I'm planning to get an ANBO grapple, sapling puller, backhoe ripper and will be fabricating a movable dolly to store the backhoe. The space where I plan to store it is 35" wide yet I believe I have a solution. 

In the future, work & warning lights will be added and a 3-point hitch "carry-all" to carry tools around.


----------



## n194060

Do you have a cutter on your bucket?That will help if you don't.


----------



## monkeyboy

The upgraded bucket I purchased was because the dealer I purchased the tractor from welded his own buckets up. 25k or 26k is still 10k less than any of the big three tractor manufacturers. Your still getting more tractor.


----------



## monkeyboy

No cutter on the bucket. I want one any suggestions on a brand, price paid and can you take them off (easily)?


----------



## pblanton

Aquamoose said:


> I'm planning to get an ANBO grapple, sapling puller, backhoe ripper and will be fabricating a movable dolly to store the backhoe.


I love my 3520H. I bought a box blade from Colorado Tractor Attachments:

http://www.coloradotractorattachments.com/

and I saw lots of cool bucket attachments that they carry, but they carry them under another name, BucketSolutions:

http://www.bucketsolutions.com

I think they'll have everything you need and for pretty cheap. For instance, their three point post hole digger with a 9" or 12" auger is $438.

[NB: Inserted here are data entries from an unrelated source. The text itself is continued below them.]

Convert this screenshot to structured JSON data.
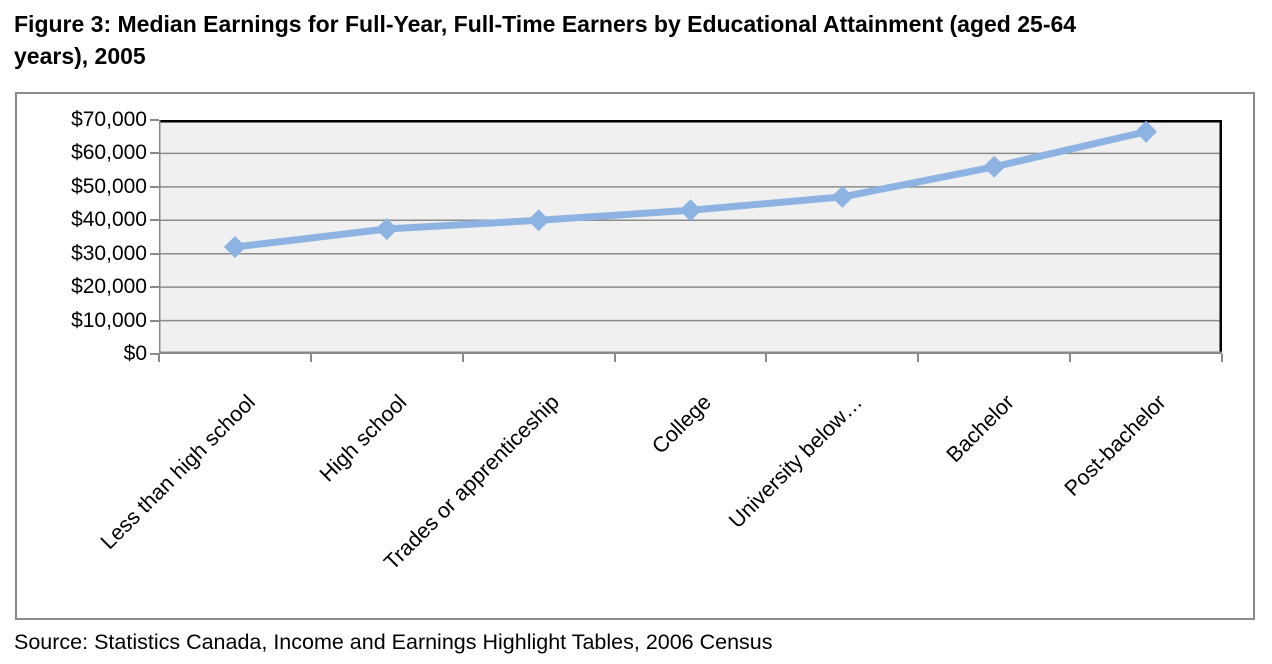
{
  "figure": {
    "title_lines": [
      "Figure 3: Median Earnings for Full-Year, Full-Time Earners by Educational Attainment (aged 25-64",
      "years), 2005"
    ],
    "source": "Source: Statistics Canada, Income and Earnings Highlight Tables, 2006 Census"
  },
  "chart_data": {
    "type": "line",
    "title": "",
    "xlabel": "",
    "ylabel": "",
    "categories": [
      "Less than high school",
      "High school",
      "Trades or apprenticeship",
      "College",
      "University below…",
      "Bachelor",
      "Post-bachelor"
    ],
    "series": [
      {
        "name": "Median earnings",
        "values": [
          32000,
          37400,
          40000,
          43000,
          47000,
          56000,
          66500
        ]
      }
    ],
    "ylim": [
      0,
      70000
    ],
    "ytick_labels": [
      "$0",
      "$10,000",
      "$20,000",
      "$30,000",
      "$40,000",
      "$50,000",
      "$60,000",
      "$70,000"
    ],
    "grid": true,
    "legend": "none",
    "marker": "diamond",
    "colors": {
      "series": "#8DB3E2",
      "plot_bg": "#F0F0F0",
      "grid": "#8C8C8C",
      "axis": "#8A8A8A",
      "plot_border_dark": "#000000",
      "frame_border": "#8A8A8A"
    }
  }
}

http://www.coloradotractorattachments.com/#!post-hole-digger/c9jm


----------



## n194060

Monkey boy. My cutter just goes on with carriage bolts. Prices vary depending on thickness and length. Mine is 1/2" by 72" by 3" wide. You can get them from 3/8 to 3/4 thick and whatever length you need. You can spend as little as $60-$300. Shop around in your area.


----------



## pblanton

n194060 said:


> Monkey boy. My cutter just goes on with carriage bolts. Prices vary depending on thickness and length. Mine is 1/2" by 72" by 3" wide. You can get them from 3/8 to 3/4 thick and whatever length you need. You can spend as little as $60-$300. Shop around in your area.


When you say "Cutter" are you talking about a toothbar?

http://www.toothbar.net


----------



## monkeyboy

Yes a tooth bar. I have a 72 inch low profile bucket. I like yours that is easy on and off. 400 dollars is pretty steep just to dig dirt though.


----------



## n194060

Cutting edge or bucket cutter. Here is an example


----------



## n194060

You can bolt or weld on.


----------



## pblanton

n194060 said:


> You can bolt or weld on.


I like that. The bucket that came with my Branson 3520H has a a cutter bar like that welded on the front edge, it's just not as thick or as deep.


----------